Algeria - Foreign Relations and Military

Foreign Relations and Military

The military of Algeria consists of the People's National Army (ANP), the Algerian National Navy (MRA), and the Algerian Air Force (QJJ), plus the Territorial Air Defense Force. It is the direct successor of the Armée de Libération Nationale (ALN), the armed wing of the nationalist National Liberation Front, which fought French colonial occupation during the Algerian War of Independence (1954–62). The commander-in-chief of the military is the president, who is also Minister of National Defense.

Total military personnel include 147,000 active, 150,000 reserve, and 187,000 paramilitary staff (2008 estimate). Service in the military is compulsory for men aged 19–30, for a total of 18 months (six training and 12 in civil projects). The total military expenditure in 2006 was estimated variously at 2.7% of GDP (3,096 million), or 3.3% of GDP.

Algeria has its force oriented toward its western (Morocco) and eastern (Libyan) neighbors borders. Its primary military supplier has been the former Soviet Union, which has sold various types of sophisticated equipment under military trade agreements, and the People's Republic of China. Algeria has attempted, in recent years, to diversify its sources of military material.

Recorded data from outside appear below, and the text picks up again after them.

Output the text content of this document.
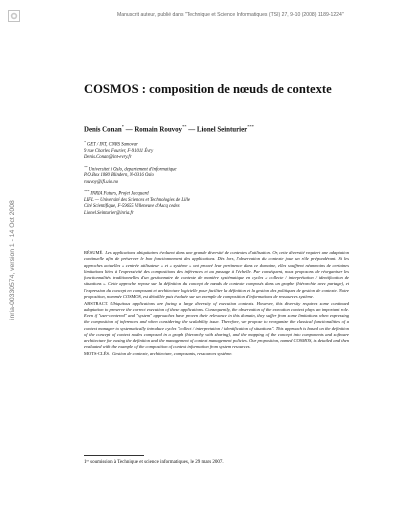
Manuscrit auteur, publié dans "Technique et Science Informatiques (TSI) 27, 9-10 (2008) 1189-1224"
inria-00330574, version 1 - 14 Oct 2008
COSMOS : composition de nœuds de contexte
Denis Conan* — Romain Rouvoy** — Lionel Seinturier***
* GET / INT, CNRS Samovar
9 rue Charles Fourier, F-91011 Évry
Denis.Conan@int-evry.fr
** Universitet i Oslo, departement d'informatique
P.O.Box 1080 Blindern, N-0316 Oslo
rouvoy@ifi.uio.no
*** INRIA Futurs, Projet Jacquard
LIFL — Université des Sciences et Technologies de Lille
Cité Scientifique, F-59655 Villeneuve d'Ascq cedex
Lionel.Seinturier@inria.fr

RÉSUMÉ. Les applications ubiquitaires évoluent dans une grande diversité de contextes d'utilisation. Or, cette diversité requiert une adaptation continuelle afin de préserver le bon fonctionnement des applications. Dès lors, l'observation du contexte joue un rôle prépondérant. Si les approches actuelles « centrée utilisateur » et « système » ont prouvé leur pertinence dans ce domaine, elles souffrent néanmoins de certaines limitations liées à l'expressivité des compositions des inférences et au passage à l'échelle. Par conséquent, nous proposons de réorganiser les fonctionnalités traditionnelles d'un gestionnaire de contexte de manière systématique en cycles « collecte / interprétation / identification de situations ». Cette approche repose sur la définition du concept de nœuds de contexte composés dans un graphe (hiérarchie avec partage), et l'expression du concept en composant et architecture logicielle pour faciliter la définition et la gestion des politiques de gestion de contexte. Notre proposition, nommée COSMOS, est détaillée puis évaluée sur un exemple de composition d'informations de ressources système.

ABSTRACT. Ubiquitous applications are facing a large diversity of execution contexts. However, this diversity requires some continued adaptation to preserve the correct execution of these applications. Consequently, the observation of the execution context plays an important role. Even if "user-centered" and "system" approaches have proven their relevance in this domain, they suffer from some limitations when expressing the composition of inferences and when considering the scalability issue. Therefore, we propose to reorganize the classical functionalities of a context manager to systematically introduce cycles "collect / interpretation / identification of situations". This approach is based on the definition of the concept of context nodes composed in a graph (hierarchy with sharing), and the mapping of the concept into components and software architecture for easing the definition and the management of context management policies. Our proposition, named COSMOS, is detailed and then evaluated with the example of the composition of context information from system resources.

MOTS-CLÉS. Gestion de contexte, architecture, composants, ressources système.

1ʳᵉ soumission à Technique et science informatiques, le 29 mars 2007.
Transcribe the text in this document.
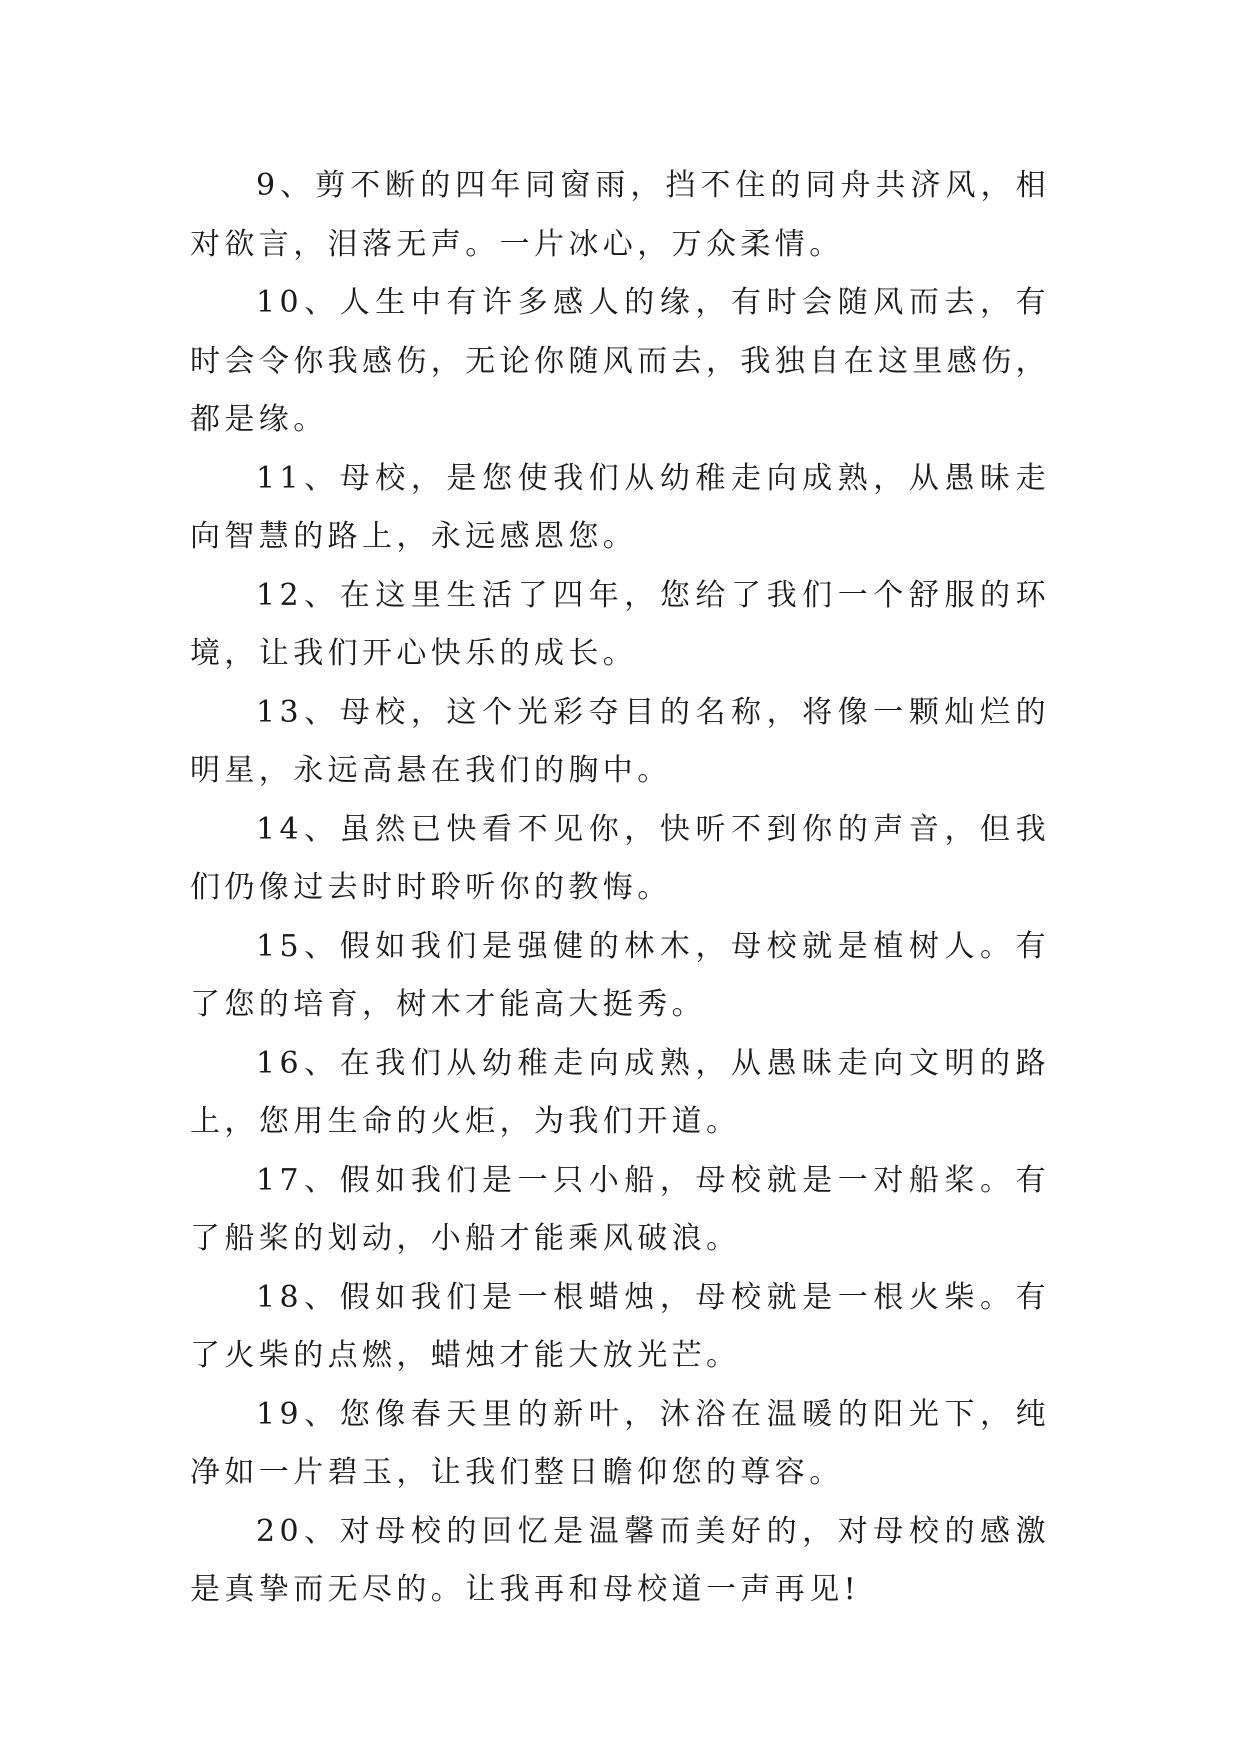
9、剪不断的四年同窗雨，挡不住的同舟共济风，相对欲言，泪落无声。一片冰心，万众柔情。

10、人生中有许多感人的缘，有时会随风而去，有时会令你我感伤，无论你随风而去，我独自在这里感伤，都是缘。

11、母校，是您使我们从幼稚走向成熟，从愚昧走向智慧的路上，永远感恩您。

12、在这里生活了四年，您给了我们一个舒服的环境，让我们开心快乐的成长。

13、母校，这个光彩夺目的名称，将像一颗灿烂的明星，永远高悬在我们的胸中。

14、虽然已快看不见你，快听不到你的声音，但我们仍像过去时时聆听你的教悔。

15、假如我们是强健的林木，母校就是植树人。有了您的培育，树木才能高大挺秀。

16、在我们从幼稚走向成熟，从愚昧走向文明的路上，您用生命的火炬，为我们开道。

17、假如我们是一只小船，母校就是一对船桨。有了船桨的划动，小船才能乘风破浪。

18、假如我们是一根蜡烛，母校就是一根火柴。有了火柴的点燃，蜡烛才能大放光芒。

19、您像春天里的新叶，沐浴在温暖的阳光下，纯净如一片碧玉，让我们整日瞻仰您的尊容。

20、对母校的回忆是温馨而美好的，对母校的感激是真挚而无尽的。让我再和母校道一声再见!
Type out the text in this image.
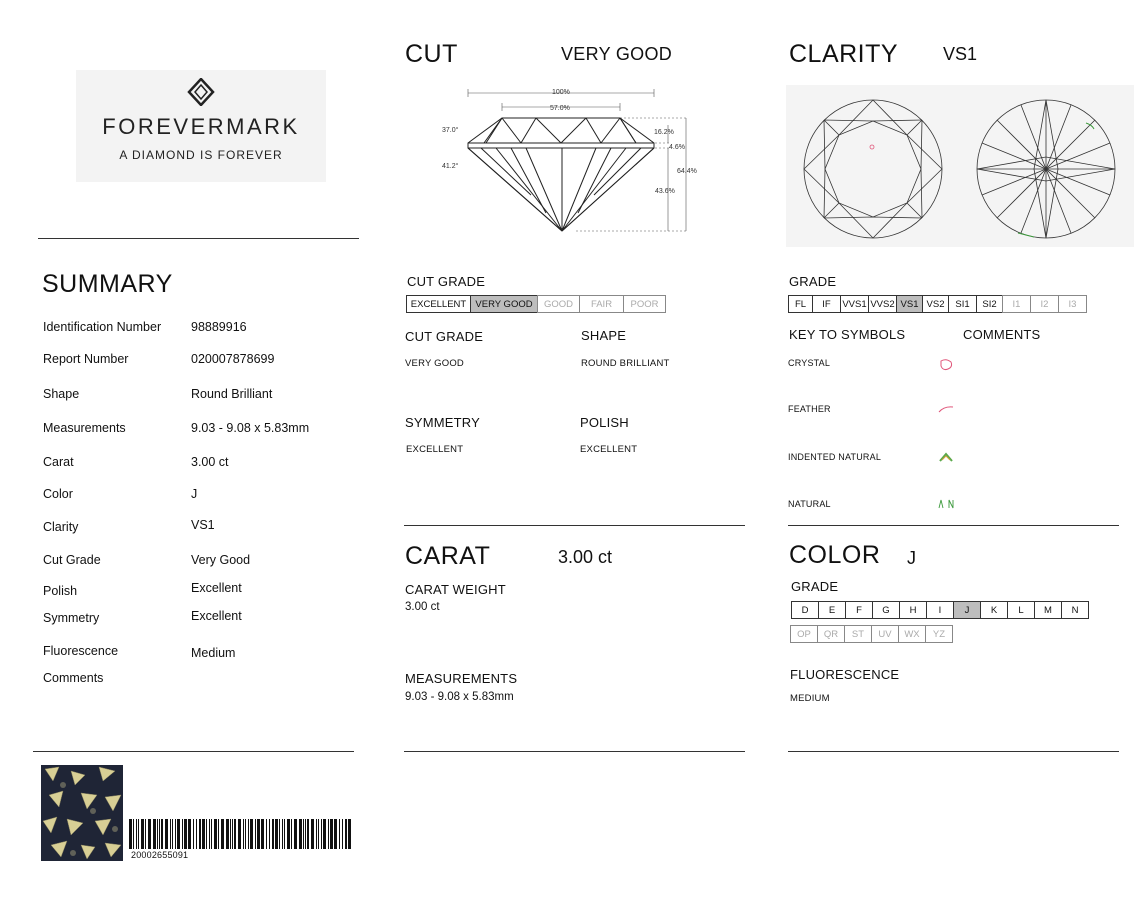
FOREVERMARK
A DIAMOND IS FOREVER
SUMMARY
Identification Number 98889916
Report Number	020007878699
Shape	Round Brilliant
Measurements	9.03 - 9.08 x 5.83mm
Carat	3.00 ct
Color	J
Clarity	VS1
Cut Grade	Very Good
Polish	Excellent
Symmetry	Excellent
Fluorescence	Medium
Comments
20002655091
CUT	VERY GOOD
100%
57.0%
37.0°
41.2°
16.2%
4.6%
64.4%
43.6%
CUT GRADE
EXCELLENT VERY GOOD	GOOD	FAIR	POOR
CUT GRADE
VERY GOOD
SHAPE
ROUND BRILLIANT
SYMMETRY
EXCELLENT
POLISH
EXCELLENT
CARAT	3.00 ct
CARAT WEIGHT
3.00 ct
MEASUREMENTS
9.03 - 9.08 x 5.83mm
CLARITY VS1
GRADE
FL	IF	VVS1 VVS2 VS1 VS2	SI1	SI2	I1	I2	I3
KEY TO SYMBOLS	COMMENTS
CRYSTAL
FEATHER
INDENTED NATURAL
NATURAL
COLOR J
GRADE
D	E	F	G	H	I	J	K	L	M	N
OP	QR	ST	UV	WX	YZ
FLUORESCENCE
MEDIUM
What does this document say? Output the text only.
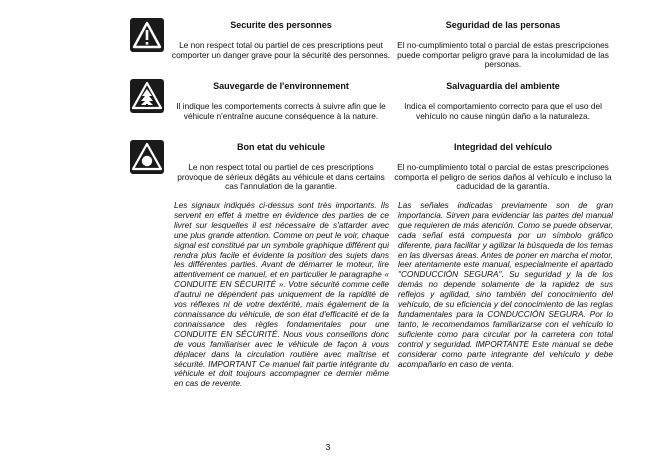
Securite des personnes
Le non respect total ou partiel de ces prescriptions peut comporter un danger grave pour la sécurité des personnes.
Seguridad de las personas
El no-cumplimiento total o parcial de estas prescripciones puede comportar peligro grave para la incolumidad de las personas.
Sauvegarde de l'environnement
Il indique les comportements corrects à suivre afin que le véhicule n'entraîne aucune conséquence à la nature.
Salvaguardia del ambiente
Indica el comportamiento correcto para que el uso del vehículo no cause ningún daño a la naturaleza.
Bon etat du vehicule
Le non respect total ou partiel de ces prescriptions provoque de sérieux dégâts au véhicule et dans certains cas l'annulation de la garantie.
Integridad del vehículo
El no-cumplimiento total o parcial de estas prescripciones comporta el peligro de serios daños al vehículo e incluso la caducidad de la garantía.
Les signaux indiqués ci-dessus sont très importants. Ils servent en effet à mettre en évidence des parties de ce livret sur lesquelles il est nécessaire de s'attarder avec une plus grande attention. Comme on peut le voir, chaque signal est constitué par un symbole graphique différent qui rendra plus facile et évidente la position des sujets dans les différentes parties. Avant de démarrer le moteur, lire attentivement ce manuel, et en particulier le paragraphe « CONDUITE EN SÉCURITÉ ». Votre sécurité comme celle d'autrui ne dépendent pas uniquement de la rapidité de vos réflexes ni de votre dextérité, mais également de la connaissance du véhicule, de son état d'efficacité et de la connaissance des règles fondamentales pour une CONDUITE EN SÉCURITÉ. Nous vous conseillons donc de vous familiariser avec le véhicule de façon à vous déplacer dans la circulation routière avec maîtrise et sécurité. IMPORTANT Ce manuel fait partie intégrante du véhicule et doit toujours accompagner ce dernier même en cas de revente.
Las señales indicadas previamente son de gran importancia. Sirven para evidenciar las partes del manual que requieren de más atención. Como se puede observar, cada señal está compuesta por un símbolo gráfico diferente, para facilitar y agilizar la búsqueda de los temas en las diversas áreas. Antes de poner en marcha el motor, leer atentamente este manual, especialmente el apartado "CONDUCCIÓN SEGURA". Su seguridad y la de los demás no depende solamente de la rapidez de sus reflejos y agilidad, sino también del conocimiento del vehículo, de su eficiencia y del conocimiento de las reglas fundamentales para la CONDUCCIÓN SEGURA. Por lo tanto, le recomendamos familiarizarse con el vehículo lo suficiente como para circular por la carretera con total control y seguridad. IMPORTANTE Este manual se debe considerar como parte integrante del vehículo y debe acompañarlo en caso de venta.
3
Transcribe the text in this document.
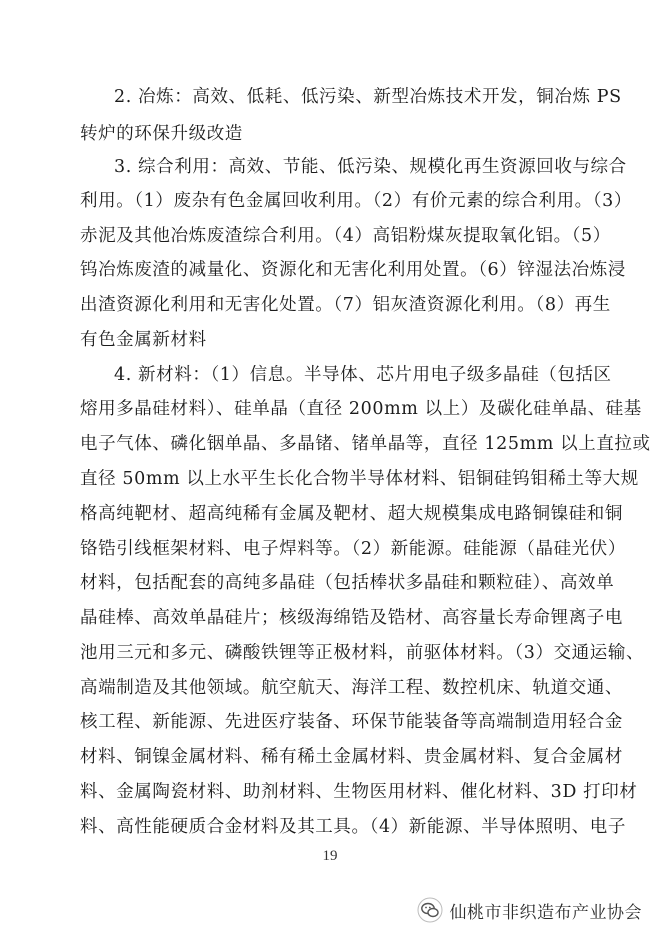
2. 冶炼：高效、低耗、低污染、新型冶炼技术开发，铜冶炼 PS

转炉的环保升级改造

3. 综合利用：高效、节能、低污染、规模化再生资源回收与综合

利用。（1）废杂有色金属回收利用。（2）有价元素的综合利用。（3）

赤泥及其他冶炼废渣综合利用。（4）高铝粉煤灰提取氧化铝。（5）

钨冶炼废渣的减量化、资源化和无害化利用处置。（6）锌湿法冶炼浸

出渣资源化利用和无害化处置。（7）铝灰渣资源化利用。（8）再生

有色金属新材料

4. 新材料：（1）信息。半导体、芯片用电子级多晶硅（包括区

熔用多晶硅材料）、硅单晶（直径 200mm 以上）及碳化硅单晶、硅基

电子气体、磷化铟单晶、多晶锗、锗单晶等，直径 125mm 以上直拉或

直径 50mm 以上水平生长化合物半导体材料、铝铜硅钨钼稀土等大规

格高纯靶材、超高纯稀有金属及靶材、超大规模集成电路铜镍硅和铜

铬锆引线框架材料、电子焊料等。（2）新能源。硅能源（晶硅光伏）

材料，包括配套的高纯多晶硅（包括棒状多晶硅和颗粒硅）、高效单

晶硅棒、高效单晶硅片；核级海绵锆及锆材、高容量长寿命锂离子电

池用三元和多元、磷酸铁锂等正极材料，前驱体材料。（3）交通运输、

高端制造及其他领域。航空航天、海洋工程、数控机床、轨道交通、

核工程、新能源、先进医疗装备、环保节能装备等高端制造用轻合金

材料、铜镍金属材料、稀有稀土金属材料、贵金属材料、复合金属材

料、金属陶瓷材料、助剂材料、生物医用材料、催化材料、3D 打印材

料、高性能硬质合金材料及其工具。（4）新能源、半导体照明、电子

19
仙桃市非织造布产业协会
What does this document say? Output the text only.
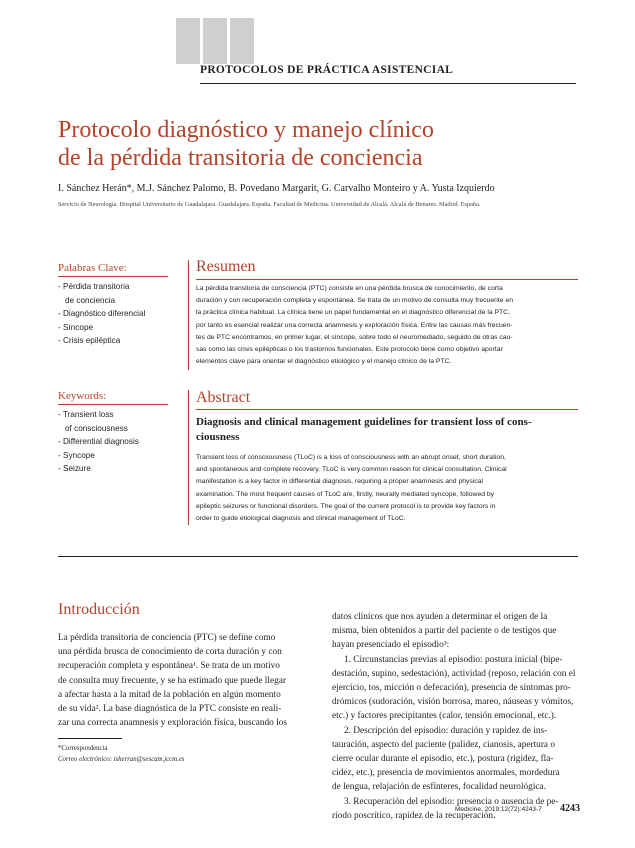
PROTOCOLOS DE PRÁCTICA ASISTENCIAL
Protocolo diagnóstico y manejo clínico
de la pérdida transitoria de conciencia
I. Sánchez Herán*, M.J. Sánchez Palomo, B. Povedano Margarit, G. Carvalho Monteiro y A. Yusta Izquierdo
Servicio de Neurología. Hospital Universitario de Guadalajara. Guadalajara. España. Facultad de Medicina. Universidad de Alcalá. Alcalá de Henares. Madrid. España.
Palabras Clave:
- Pérdida transitoria
de conciencia
- Diagnóstico diferencial
- Síncope
- Crisis epiléptica
Keywords:
- Transient loss
of consciousness
- Differential diagnosis
- Syncope
- Seizure
Resumen
La pérdida transitoria de consciencia (PTC) consiste en una pérdida brusca de conocimiento, de corta
duración y con recuperación completa y espontánea. Se trata de un motivo de consulta muy frecuente en
la práctica clínica habitual. La clínica tiene un papel fundamental en el diagnóstico diferencial de la PTC,
por tanto es esencial realizar una correcta anamnesis y exploración física. Entre las causas más frecuen-
tes de PTC encontramos, en primer lugar, el síncope, sobre todo el neuromediado, seguido de otras cau-
sas como las crisis epilépticas o los trastornos funcionales. Este protocolo tiene como objetivo aportar
elementos clave para orientar el diagnóstico etiológico y el manejo clínico de la PTC.
Abstract
Diagnosis and clinical management guidelines for transient loss of cons-
ciousness
Transient loss of consciousness (TLoC) is a loss of consciousness with an abrupt onset, short duration,
and spontaneous and complete recovery. TLoC is very common reason for clinical consultation. Clinical
manifestation is a key factor in differential diagnosis, requiring a proper anamnesis and physical
examination. The most frequent causes of TLoC are, firstly, neurally mediated syncope, followed by
epileptic seizures or functional disorders. The goal of the current protocol is to provide key factors in
order to guide etiological diagnosis and clinical management of TLoC.
Introducción
La pérdida transitoria de conciencia (PTC) se define como
una pérdida brusca de conocimiento de corta duración y con
recuperación completa y espontánea¹. Se trata de un motivo
de consulta muy frecuente, y se ha estimado que puede llegar
a afectar hasta a la mitad de la población en algún momento
de su vida². La base diagnóstica de la PTC consiste en reali-
zar una correcta anamnesis y exploración física, buscando los
datos clínicos que nos ayuden a determinar el origen de la
misma, bien obtenidos a partir del paciente o de testigos que
hayan presenciado el episodio³:
1. Circunstancias previas al episodio: postura inicial (bipe-
destación, supino, sedestación), actividad (reposo, relación con el
ejercicio, tos, micción o defecación), presencia de síntomas pro-
drómicos (sudoración, visión borrosa, mareo, náuseas y vómitos,
etc.) y factores precipitantes (calor, tensión emocional, etc.).
2. Descripción del episodio: duración y rapidez de ins-
tauración, aspecto del paciente (palidez, cianosis, apertura o
cierre ocular durante el episodio, etc.), postura (rigidez, fla-
cidez, etc.), presencia de movimientos anormales, mordedura
de lengua, relajación de esfínteres, focalidad neurológica.
3. Recuperación del episodio: presencia o ausencia de pe-
ríodo poscrítico, rapidez de la recuperación.
*Correspondencia
Correo electrónico: isherran@sescam.jccm.es
Medicine. 2019;12(72):4243-7 4243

Military forces are supplemented by a 70,000-member gendarmerie or rural police force under the control of the president and 30,000-member Sûreté nationale or metropolitan police force under the Ministry of the Interior.

The Algerian Air Force signed a deal with Russia in 2007, to purchase 49 MiG-29SMT and 6 MiG-29UBT at an estimated $1.9 billion. They also agreed to return old aircraft purchased from the former USSR. Russia is also building two 636-type diesel submarines for Algeria.

In October 2009, Algeria cancelled a weapons deal with France over the possibility of inclusion of Israeli parts in them.

Tensions between Algeria and Morocco in relation to the Western Sahara have been an obstacle to tightening the Arab Maghreb Union, which was nominally established in 1989 but which has carried little practical weight.